Preventive treatment using TCSs of various potencies, adjusted to meet a target outcome of normal skin color and texture, with regular long-term follow-up by a dermatologist or gynecologist.
Main Outcomes and Measures
Symptoms or signs of VLS, scarring, development of malignant neoplasms, and adverse effects.

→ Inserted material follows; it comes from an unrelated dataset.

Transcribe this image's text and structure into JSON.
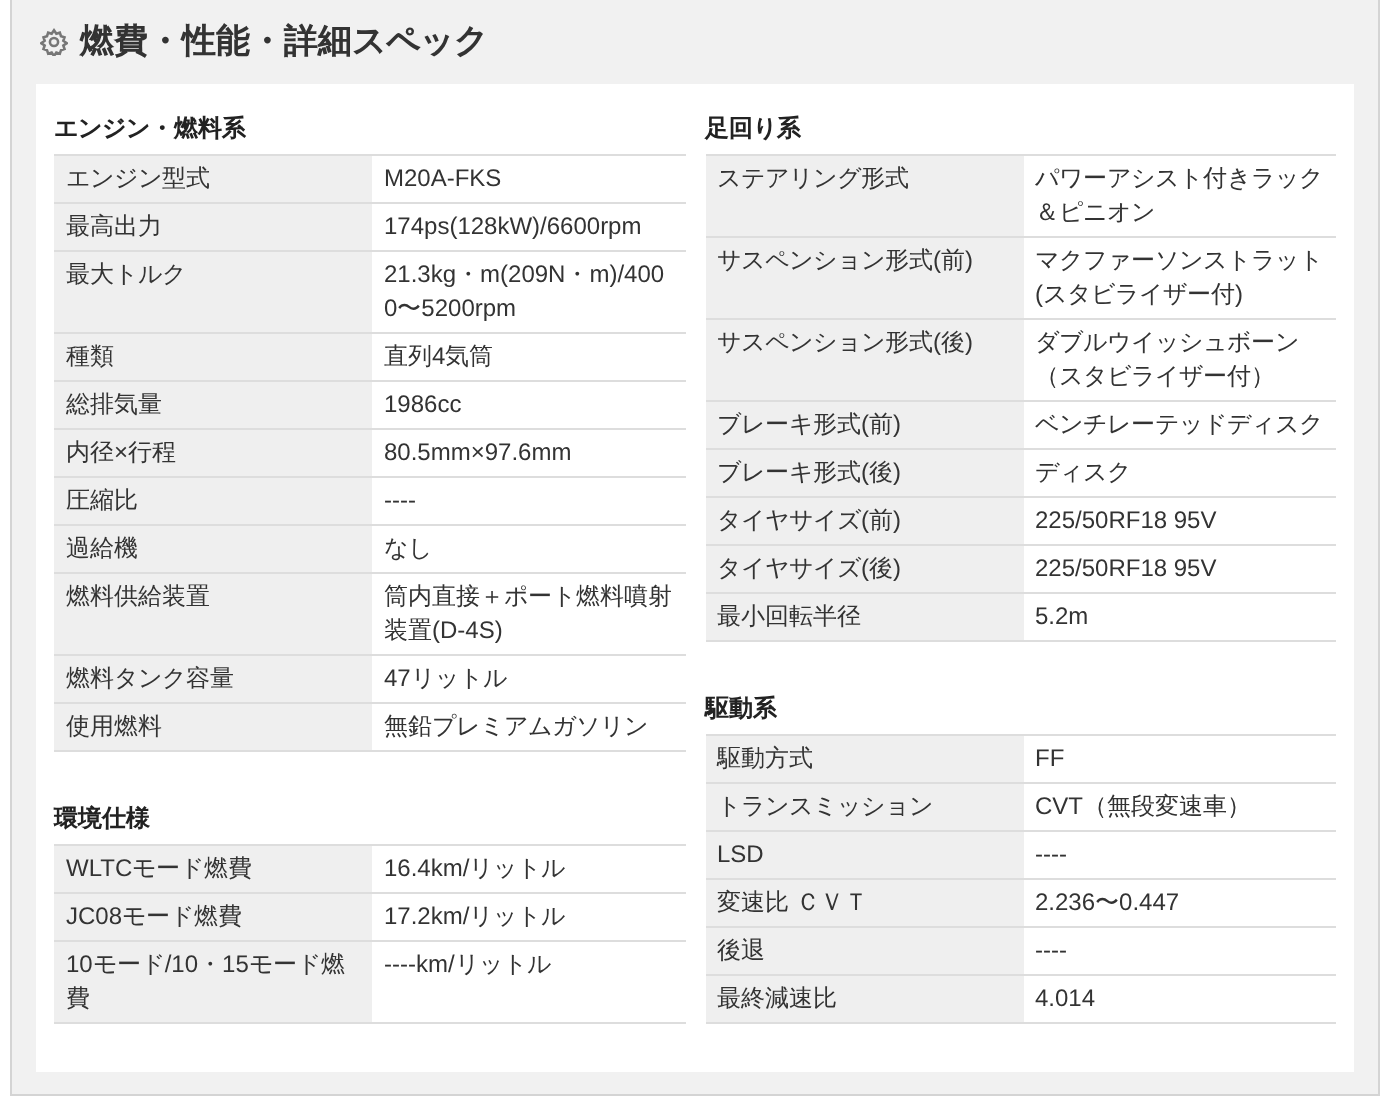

The mean age at presentation was 55.4 years (range, 18-86 years); duration of symptoms at presentation, 5.0 years (range, 0.1-40.0 years); and duration of follow-up, 4.7 years (range, 2.0-6.8 years). Remission was induced with a potent TCS, followed by regular preventive TCS treatment of a potency titrated to achieve the target outcome. Patients were followed up at least annually. A total of 150 patients (29.6%) did not carry out the advised treatment and were considered partially compliant. A total of 357 patients (70.4%) adhered to treatment instructions and were considered compliant. Biopsy-proved squamous cell carcinoma or vulvar intraepithelial neoplasia occurred during follow-up in 0 of the compliant patients vs 7 (4.7%) of the partially compliant patients (P < .001). Suppression of symptoms occurred in 333 (93.3%) compliant patients vs 87 (58.0%) partially compliant patients (P < .001). Adhesions and scarring occurred during follow-up in 12 (3.4%) compliant patients and 60 (40.0%) partially compliant patients (P < .001). Reversible TCS-induced cutaneous atrophy occurred in 4 (1.1%) compliant patients and 3 (2.0%) partially compliant patients.
Conclusions and Relevance
This prospective, single-center, longitudinal cohort study of adult patients with VLS suggests that individualized preventive TCS regimens that achieve objective normality of skin color and texture and are used by compliant patients who attend regular long-term follow-up visits may modify the course of the disease. There was a significant difference in symptom control, scarring, and occurrence of vulvar carcinoma between compliant and partially compliant patients. The adverse effects of TCSs were minimal.